In the Service of the Emperor: The Rise and Fall of the Japanese Empire, 1931–1945
WW2 was fought as two parallel and largely unrelated wars; the German war and the Japanese war. The Japanese war is usually regarded as the subsidiary conflict but was nevertheless vast, ranging across a third of the globe, from Hawaii to Sri Lanka, from Alaska to Australia, and involving millions of combatants and billions of civilians.
Most books about the Japanese war begin in 1941, with Pearl Harbour, but it really began ten years earlier with the ‘Mukden Incident’ in 1931 and the Japanese occupation of Manchuria. The beauty of In the Service of the Emperor is that it takes in the Manchurian and Chinese wars which led on to the wider war, and without which the attack on Pearl Harbour is incomprehensible. Not that Japanese imperialism began only in 1931. Arguably it began with the Sino-Japanese War of 1897, followed by the Russo-Japanese War, the annexation of Korea and Japan’s part in WW1. I would have liked some reference to this, if only for context.

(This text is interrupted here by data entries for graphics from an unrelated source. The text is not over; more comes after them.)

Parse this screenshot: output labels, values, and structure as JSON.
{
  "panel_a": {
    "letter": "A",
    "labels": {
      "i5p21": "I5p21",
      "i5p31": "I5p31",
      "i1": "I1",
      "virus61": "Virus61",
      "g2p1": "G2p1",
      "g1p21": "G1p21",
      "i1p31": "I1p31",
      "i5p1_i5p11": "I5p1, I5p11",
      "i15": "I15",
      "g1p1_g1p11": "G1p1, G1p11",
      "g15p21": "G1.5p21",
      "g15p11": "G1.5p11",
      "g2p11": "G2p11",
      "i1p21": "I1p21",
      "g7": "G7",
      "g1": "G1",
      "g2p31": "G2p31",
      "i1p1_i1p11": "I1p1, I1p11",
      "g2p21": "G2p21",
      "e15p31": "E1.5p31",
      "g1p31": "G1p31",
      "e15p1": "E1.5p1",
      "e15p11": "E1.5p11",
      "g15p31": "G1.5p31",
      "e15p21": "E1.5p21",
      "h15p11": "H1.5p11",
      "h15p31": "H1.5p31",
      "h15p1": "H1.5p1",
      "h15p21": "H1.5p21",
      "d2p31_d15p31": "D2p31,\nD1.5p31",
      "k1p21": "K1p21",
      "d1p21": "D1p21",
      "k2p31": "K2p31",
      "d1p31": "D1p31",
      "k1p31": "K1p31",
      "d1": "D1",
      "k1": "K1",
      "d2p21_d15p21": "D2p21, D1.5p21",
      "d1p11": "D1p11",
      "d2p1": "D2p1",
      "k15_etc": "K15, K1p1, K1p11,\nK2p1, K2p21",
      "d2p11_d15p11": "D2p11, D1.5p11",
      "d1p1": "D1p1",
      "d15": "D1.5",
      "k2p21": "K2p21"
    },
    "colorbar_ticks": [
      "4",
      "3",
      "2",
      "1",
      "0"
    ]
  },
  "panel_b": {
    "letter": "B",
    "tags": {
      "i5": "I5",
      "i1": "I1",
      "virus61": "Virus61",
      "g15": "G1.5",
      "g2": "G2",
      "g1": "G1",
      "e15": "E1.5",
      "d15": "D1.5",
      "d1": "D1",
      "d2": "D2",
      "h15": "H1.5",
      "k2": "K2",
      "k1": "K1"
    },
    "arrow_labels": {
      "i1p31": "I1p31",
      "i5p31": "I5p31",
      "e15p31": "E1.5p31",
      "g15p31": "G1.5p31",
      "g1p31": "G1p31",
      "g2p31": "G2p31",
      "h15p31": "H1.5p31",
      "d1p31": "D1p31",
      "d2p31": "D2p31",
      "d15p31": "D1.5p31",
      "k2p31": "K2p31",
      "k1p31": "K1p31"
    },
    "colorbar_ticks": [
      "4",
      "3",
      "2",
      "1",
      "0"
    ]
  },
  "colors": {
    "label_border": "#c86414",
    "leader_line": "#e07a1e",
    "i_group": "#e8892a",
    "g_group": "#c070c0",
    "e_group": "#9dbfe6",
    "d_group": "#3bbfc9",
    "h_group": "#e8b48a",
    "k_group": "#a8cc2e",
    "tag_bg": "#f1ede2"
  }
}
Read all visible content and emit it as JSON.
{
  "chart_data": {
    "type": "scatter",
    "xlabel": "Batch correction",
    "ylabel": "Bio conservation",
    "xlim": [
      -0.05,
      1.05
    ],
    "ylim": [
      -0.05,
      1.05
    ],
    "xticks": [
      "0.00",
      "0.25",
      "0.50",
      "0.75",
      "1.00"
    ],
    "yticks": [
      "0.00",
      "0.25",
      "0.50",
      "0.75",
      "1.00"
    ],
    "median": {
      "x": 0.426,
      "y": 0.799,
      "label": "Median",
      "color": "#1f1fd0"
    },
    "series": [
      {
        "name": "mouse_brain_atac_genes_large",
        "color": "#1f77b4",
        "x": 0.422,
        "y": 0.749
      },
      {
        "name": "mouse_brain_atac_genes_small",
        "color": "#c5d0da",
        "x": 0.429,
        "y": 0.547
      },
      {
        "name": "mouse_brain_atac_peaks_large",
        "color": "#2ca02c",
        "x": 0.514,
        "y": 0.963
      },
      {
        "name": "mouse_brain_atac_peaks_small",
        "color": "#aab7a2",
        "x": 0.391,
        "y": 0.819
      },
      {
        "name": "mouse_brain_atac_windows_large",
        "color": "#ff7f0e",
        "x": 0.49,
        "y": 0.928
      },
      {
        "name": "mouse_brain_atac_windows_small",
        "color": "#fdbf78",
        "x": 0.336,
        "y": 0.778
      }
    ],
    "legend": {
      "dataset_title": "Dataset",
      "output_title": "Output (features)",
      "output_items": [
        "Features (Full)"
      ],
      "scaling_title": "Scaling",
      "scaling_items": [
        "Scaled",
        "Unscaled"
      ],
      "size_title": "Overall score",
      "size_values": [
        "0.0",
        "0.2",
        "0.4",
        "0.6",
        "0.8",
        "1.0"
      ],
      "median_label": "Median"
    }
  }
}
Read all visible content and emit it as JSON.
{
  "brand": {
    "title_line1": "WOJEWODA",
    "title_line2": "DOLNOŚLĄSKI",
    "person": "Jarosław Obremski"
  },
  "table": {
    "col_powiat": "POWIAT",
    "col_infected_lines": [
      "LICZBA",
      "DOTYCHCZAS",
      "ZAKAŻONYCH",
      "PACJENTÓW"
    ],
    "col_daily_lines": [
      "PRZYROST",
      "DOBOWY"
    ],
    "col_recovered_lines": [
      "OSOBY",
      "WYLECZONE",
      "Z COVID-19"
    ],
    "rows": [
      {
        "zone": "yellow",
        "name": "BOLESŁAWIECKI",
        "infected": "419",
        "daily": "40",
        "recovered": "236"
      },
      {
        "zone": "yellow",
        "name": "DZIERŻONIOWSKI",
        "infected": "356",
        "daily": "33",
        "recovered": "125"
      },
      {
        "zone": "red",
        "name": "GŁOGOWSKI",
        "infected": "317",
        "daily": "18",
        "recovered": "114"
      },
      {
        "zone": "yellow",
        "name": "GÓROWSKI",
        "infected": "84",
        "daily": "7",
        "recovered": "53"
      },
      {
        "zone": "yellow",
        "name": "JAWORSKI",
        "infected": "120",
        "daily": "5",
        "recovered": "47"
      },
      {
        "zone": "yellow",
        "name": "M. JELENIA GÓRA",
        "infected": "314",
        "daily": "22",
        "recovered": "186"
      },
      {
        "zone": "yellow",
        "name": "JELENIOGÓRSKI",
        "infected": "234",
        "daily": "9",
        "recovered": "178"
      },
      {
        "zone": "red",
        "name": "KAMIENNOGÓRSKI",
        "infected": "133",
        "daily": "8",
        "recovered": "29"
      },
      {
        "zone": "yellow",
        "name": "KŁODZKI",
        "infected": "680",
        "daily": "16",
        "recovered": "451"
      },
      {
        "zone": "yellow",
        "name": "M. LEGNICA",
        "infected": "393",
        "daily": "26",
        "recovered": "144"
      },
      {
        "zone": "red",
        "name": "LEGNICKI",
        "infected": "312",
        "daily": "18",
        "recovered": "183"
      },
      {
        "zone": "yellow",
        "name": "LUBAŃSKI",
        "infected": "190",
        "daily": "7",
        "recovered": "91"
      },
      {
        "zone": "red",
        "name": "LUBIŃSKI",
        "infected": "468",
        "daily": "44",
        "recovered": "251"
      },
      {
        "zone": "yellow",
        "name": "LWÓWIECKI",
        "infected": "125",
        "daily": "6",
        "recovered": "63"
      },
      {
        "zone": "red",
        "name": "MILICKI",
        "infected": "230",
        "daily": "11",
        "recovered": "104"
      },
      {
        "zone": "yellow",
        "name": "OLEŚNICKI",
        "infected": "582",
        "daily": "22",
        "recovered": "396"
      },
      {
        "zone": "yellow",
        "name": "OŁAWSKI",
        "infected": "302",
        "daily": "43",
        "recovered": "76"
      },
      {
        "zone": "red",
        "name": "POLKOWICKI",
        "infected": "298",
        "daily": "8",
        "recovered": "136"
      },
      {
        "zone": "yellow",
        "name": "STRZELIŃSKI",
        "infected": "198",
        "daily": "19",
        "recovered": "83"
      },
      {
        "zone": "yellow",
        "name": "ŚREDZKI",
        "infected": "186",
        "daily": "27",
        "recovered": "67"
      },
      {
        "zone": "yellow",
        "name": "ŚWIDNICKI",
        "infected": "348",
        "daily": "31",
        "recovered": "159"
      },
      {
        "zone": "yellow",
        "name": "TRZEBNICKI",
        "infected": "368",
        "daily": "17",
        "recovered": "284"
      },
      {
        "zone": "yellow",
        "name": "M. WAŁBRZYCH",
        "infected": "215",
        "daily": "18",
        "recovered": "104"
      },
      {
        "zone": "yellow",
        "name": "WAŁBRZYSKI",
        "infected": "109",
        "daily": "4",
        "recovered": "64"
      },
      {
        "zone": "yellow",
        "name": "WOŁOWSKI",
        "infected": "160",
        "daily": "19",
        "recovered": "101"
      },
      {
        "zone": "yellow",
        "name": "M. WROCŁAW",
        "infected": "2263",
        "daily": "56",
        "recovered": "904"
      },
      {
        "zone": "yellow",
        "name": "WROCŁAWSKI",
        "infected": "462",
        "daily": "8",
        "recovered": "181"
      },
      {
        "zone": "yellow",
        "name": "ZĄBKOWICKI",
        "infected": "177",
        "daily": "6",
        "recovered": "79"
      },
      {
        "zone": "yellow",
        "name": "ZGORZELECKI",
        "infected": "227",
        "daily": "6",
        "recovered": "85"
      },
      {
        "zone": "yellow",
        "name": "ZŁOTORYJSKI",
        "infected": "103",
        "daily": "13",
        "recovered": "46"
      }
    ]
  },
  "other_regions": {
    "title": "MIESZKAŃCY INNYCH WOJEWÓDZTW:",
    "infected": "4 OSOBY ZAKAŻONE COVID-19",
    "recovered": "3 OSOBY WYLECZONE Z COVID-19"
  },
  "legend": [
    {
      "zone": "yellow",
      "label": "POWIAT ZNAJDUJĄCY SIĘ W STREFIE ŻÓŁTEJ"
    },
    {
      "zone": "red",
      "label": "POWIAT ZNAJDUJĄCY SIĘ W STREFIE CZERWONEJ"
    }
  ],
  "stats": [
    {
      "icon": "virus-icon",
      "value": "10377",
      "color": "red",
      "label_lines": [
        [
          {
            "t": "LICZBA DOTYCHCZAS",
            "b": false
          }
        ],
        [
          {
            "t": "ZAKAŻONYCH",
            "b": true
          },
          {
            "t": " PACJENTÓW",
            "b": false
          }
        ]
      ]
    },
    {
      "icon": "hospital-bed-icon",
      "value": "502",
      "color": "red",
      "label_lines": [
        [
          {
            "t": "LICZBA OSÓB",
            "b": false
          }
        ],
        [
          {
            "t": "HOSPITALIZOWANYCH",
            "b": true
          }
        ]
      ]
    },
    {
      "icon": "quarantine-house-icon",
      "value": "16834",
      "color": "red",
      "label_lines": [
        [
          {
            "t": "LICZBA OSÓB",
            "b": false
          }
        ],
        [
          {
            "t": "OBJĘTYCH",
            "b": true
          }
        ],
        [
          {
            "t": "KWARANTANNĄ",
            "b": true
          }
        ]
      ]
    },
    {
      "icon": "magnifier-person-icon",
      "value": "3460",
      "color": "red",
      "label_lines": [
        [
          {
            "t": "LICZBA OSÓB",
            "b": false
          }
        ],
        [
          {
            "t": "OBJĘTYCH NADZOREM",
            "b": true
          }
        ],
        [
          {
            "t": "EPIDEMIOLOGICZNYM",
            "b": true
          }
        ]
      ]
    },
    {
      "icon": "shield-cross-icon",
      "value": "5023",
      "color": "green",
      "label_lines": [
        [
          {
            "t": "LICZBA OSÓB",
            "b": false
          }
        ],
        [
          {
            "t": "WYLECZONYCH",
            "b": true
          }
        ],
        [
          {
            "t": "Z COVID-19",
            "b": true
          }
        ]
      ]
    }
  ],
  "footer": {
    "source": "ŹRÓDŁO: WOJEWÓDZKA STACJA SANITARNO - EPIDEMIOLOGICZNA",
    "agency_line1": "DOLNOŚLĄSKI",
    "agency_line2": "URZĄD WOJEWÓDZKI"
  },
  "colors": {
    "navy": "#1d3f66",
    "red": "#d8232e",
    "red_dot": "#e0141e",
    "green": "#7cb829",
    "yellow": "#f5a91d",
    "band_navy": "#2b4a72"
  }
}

Nash is not shy of incisive and controversial judgements. Although vehemently condemning Japanese war crimes he more or less excuses Japan for Pearl Harbour, saying that America deliberately provoked Japan and that the legend of ‘the Day of Infamy’ is a masterpiece of American propaganda. However, he ducks the debate about Hiroshima and Nagasaki, dealing with it in a single page.
This is not an in-depth study of the strategies and objectives of the combatants but a concise yet comprehensive overview of what happened. The book is well illustrated, with plenty of maps.